🤖 AI Summary
To address ambiguities in neighbor definition, cold-start user modeling challenges, and performance degradation due to erroneous neighbor selection in clustering-based bandit recommendation systems, this paper proposes a novel Dual-Side Adaptive Compositional Collaborative Bandits framework. The method introduces the first joint user- and item-side modeling mechanism, incorporates a dynamic neighbor discovery strategy based on similarity probability thresholds, and automatically degrades to a single-user bandit model when no suitable neighbors exist. It integrates enhanced Bayesian user similarity modeling, theoretical analysis grounded in linear contextual bandits, and dual-side compositional optimization—yielding a provably tight regret bound. Empirical evaluation on three real-world datasets demonstrates a 2.4% improvement in mean F1-score over state-of-the-art baselines, confirming both theoretical soundness and practical superiority.
📝 Abstract
Clustering bandits have gained significant attention in recommender systems by leveraging collaborative information from neighboring users to better capture target user preferences. However, these methods often lack a clear definition of similar users and face challenges when users with unique preferences lack appropriate neighbors. In such cases, relying on divergent preferences of misidentified neighbors can degrade recommendation quality. To address these limitations, this paper proposes an adaptive Collaborative Combinatorial Bandits algorithm (CoCoB). CoCoB employs an innovative two-sided bandit architecture, applying bandit principles to both the user and item sides. The user-bandit employs an enhanced Bayesian model to explore user similarity, identifying neighbors based on a similarity probability threshold.

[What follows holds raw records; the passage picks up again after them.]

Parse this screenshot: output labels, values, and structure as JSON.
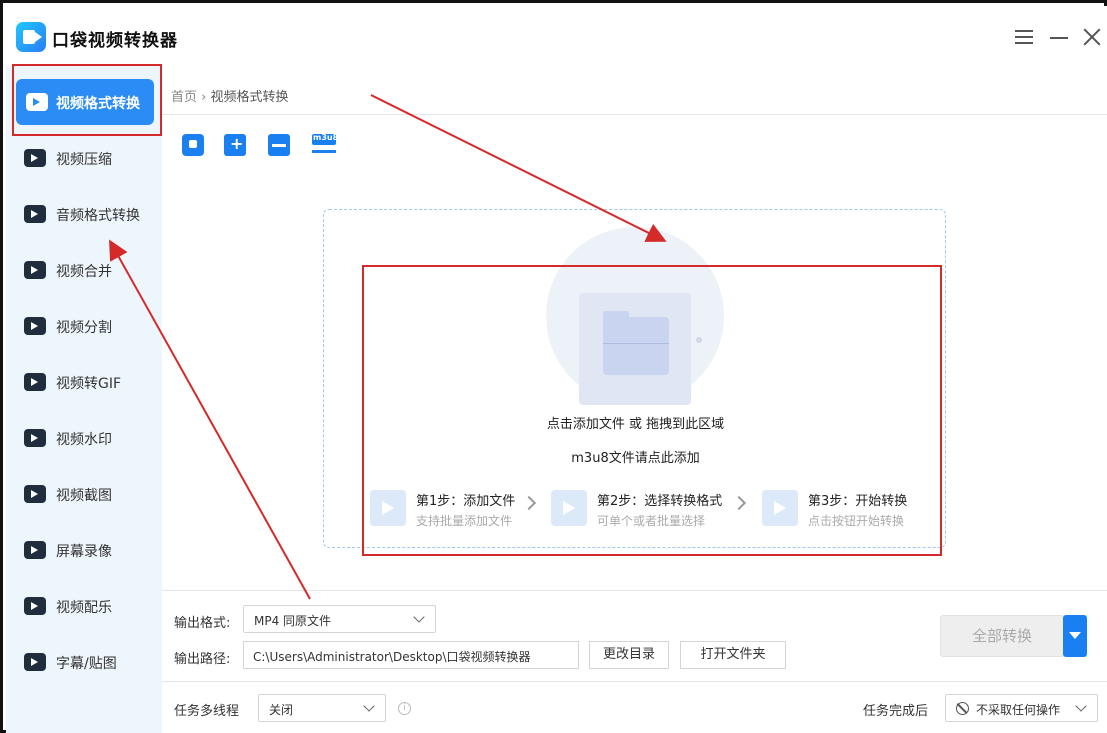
{
  "app": {
    "title": "口袋视频转换器"
  },
  "sidebar": {
    "items": [
      {
        "label": "视频格式转换",
        "icon": "video-convert-icon"
      },
      {
        "label": "视频压缩",
        "icon": "compress-icon"
      },
      {
        "label": "音频格式转换",
        "icon": "audio-convert-icon"
      },
      {
        "label": "视频合并",
        "icon": "merge-icon"
      },
      {
        "label": "视频分割",
        "icon": "split-icon"
      },
      {
        "label": "视频转GIF",
        "icon": "gif-icon"
      },
      {
        "label": "视频水印",
        "icon": "watermark-icon"
      },
      {
        "label": "视频截图",
        "icon": "screenshot-icon"
      },
      {
        "label": "屏幕录像",
        "icon": "screen-record-icon"
      },
      {
        "label": "视频配乐",
        "icon": "music-icon"
      },
      {
        "label": "字幕/贴图",
        "icon": "subtitle-icon"
      }
    ]
  },
  "breadcrumb": {
    "home": "首页",
    "sep": "›",
    "current": "视频格式转换"
  },
  "toolbar": {
    "m3u8_text": "m3u8"
  },
  "dropzone": {
    "main_text": "点击添加文件 或 拖拽到此区域",
    "m3u8_text": "m3u8文件请点此添加",
    "steps": [
      {
        "title": "第1步：添加文件",
        "desc": "支持批量添加文件"
      },
      {
        "title": "第2步：选择转换格式",
        "desc": "可单个或者批量选择"
      },
      {
        "title": "第3步：开始转换",
        "desc": "点击按钮开始转换"
      }
    ]
  },
  "output": {
    "format_label": "输出格式:",
    "format_value": "MP4  同原文件",
    "path_label": "输出路径:",
    "path_value": "C:\\Users\\Administrator\\Desktop\\口袋视频转换器",
    "change_dir_label": "更改目录",
    "open_folder_label": "打开文件夹",
    "convert_all_label": "全部转换"
  },
  "footer": {
    "multithread_label": "任务多线程",
    "multithread_value": "关闭",
    "info_text": "i",
    "after_done_label": "任务完成后",
    "after_done_value": "不采取任何操作"
  },
  "colors": {
    "accent": "#2a8cf4",
    "annotation": "#d42a2a",
    "sidebar_bg": "#eef6fd"
  }
}
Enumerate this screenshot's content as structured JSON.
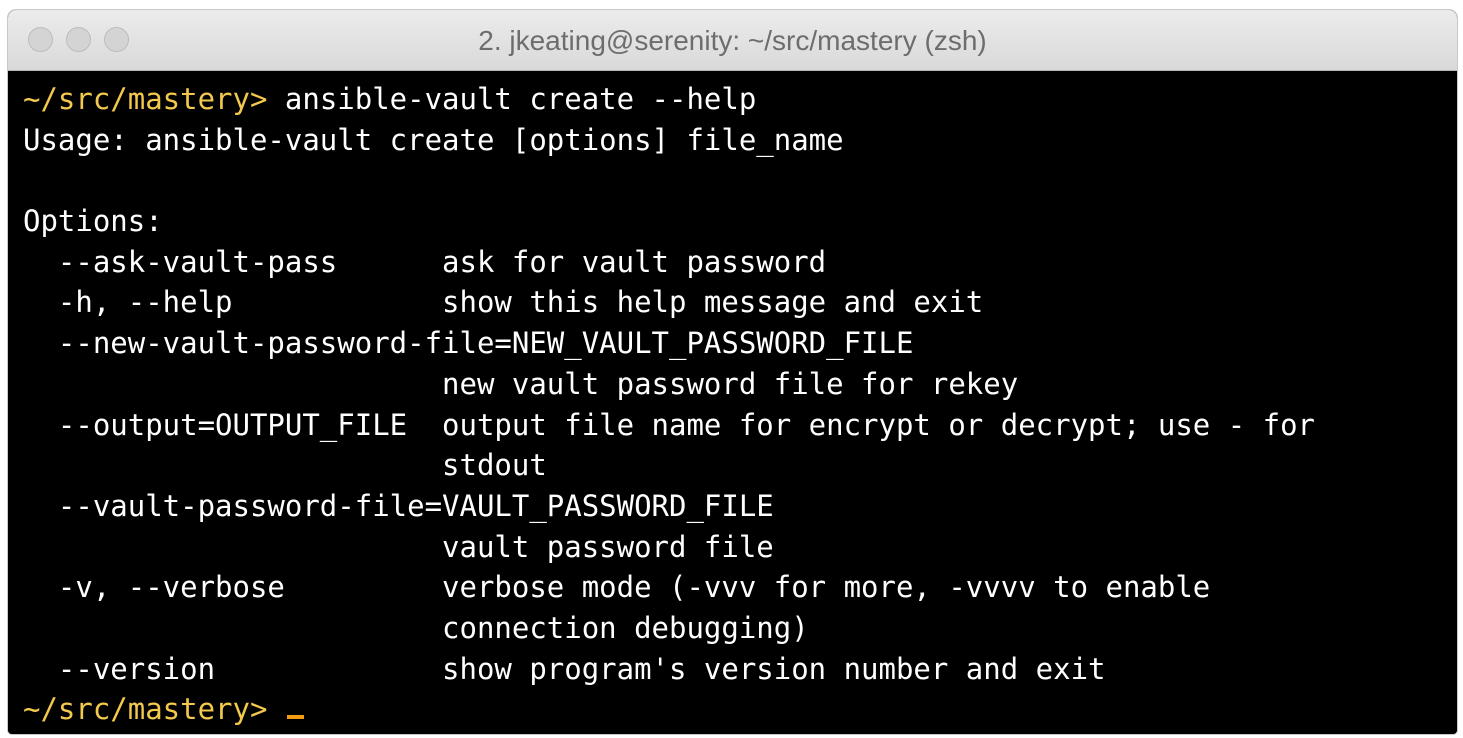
{
  "window": {
    "title": "2. jkeating@serenity: ~/src/mastery (zsh)"
  },
  "terminal": {
    "prompt": "~/src/mastery>",
    "command": " ansible-vault create --help",
    "lines": [
      "Usage: ansible-vault create [options] file_name",
      "",
      "Options:",
      "  --ask-vault-pass      ask for vault password",
      "  -h, --help            show this help message and exit",
      "  --new-vault-password-file=NEW_VAULT_PASSWORD_FILE",
      "                        new vault password file for rekey",
      "  --output=OUTPUT_FILE  output file name for encrypt or decrypt; use - for",
      "                        stdout",
      "  --vault-password-file=VAULT_PASSWORD_FILE",
      "                        vault password file",
      "  -v, --verbose         verbose mode (-vvv for more, -vvvv to enable",
      "                        connection debugging)",
      "  --version             show program's version number and exit"
    ],
    "final_prompt": "~/src/mastery>"
  },
  "colors": {
    "prompt": "#f2c94c",
    "text": "#ffffff",
    "background": "#000000",
    "cursor": "#f39c12"
  }
}
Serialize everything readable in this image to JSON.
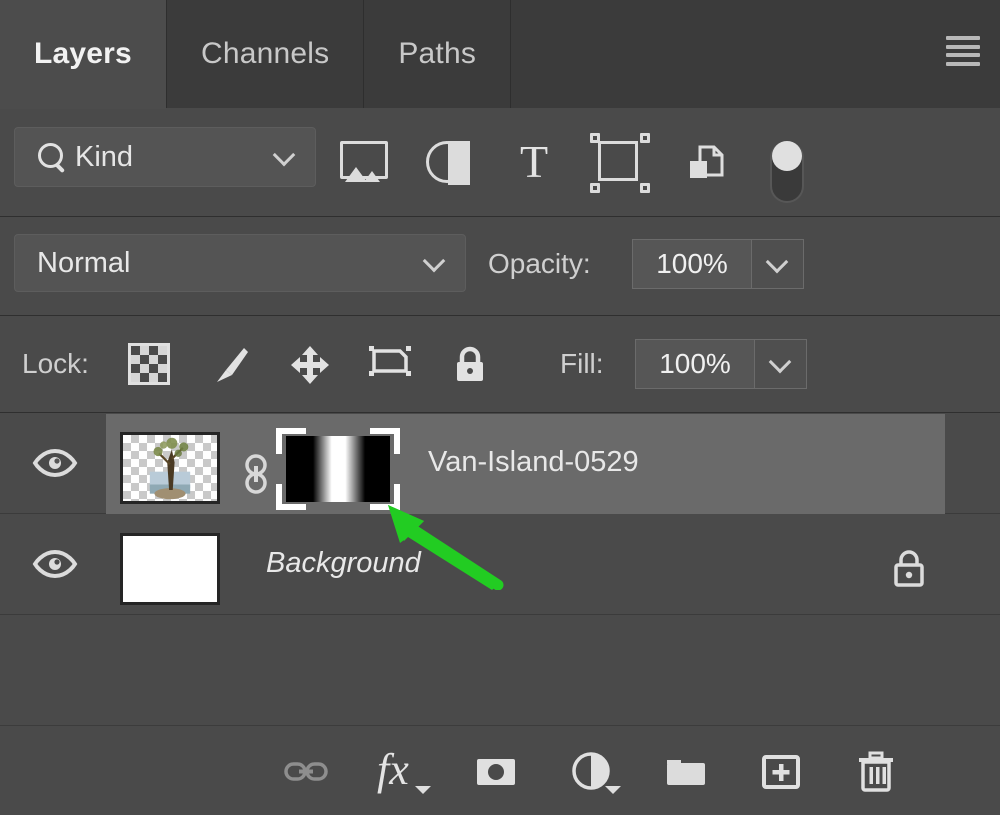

The item-bandit treats items as arms, generating diverse recommendations informed by the user-bandit's output. CoCoB dynamically adapts, leveraging neighbor preferences when available or focusing solely on the target user otherwise. Regret analysis under a linear contextual bandit setting and experiments on three real-world datasets demonstrate CoCoB's effectiveness, achieving an average 2.4% improvement in F1 score over state-of-the-art methods.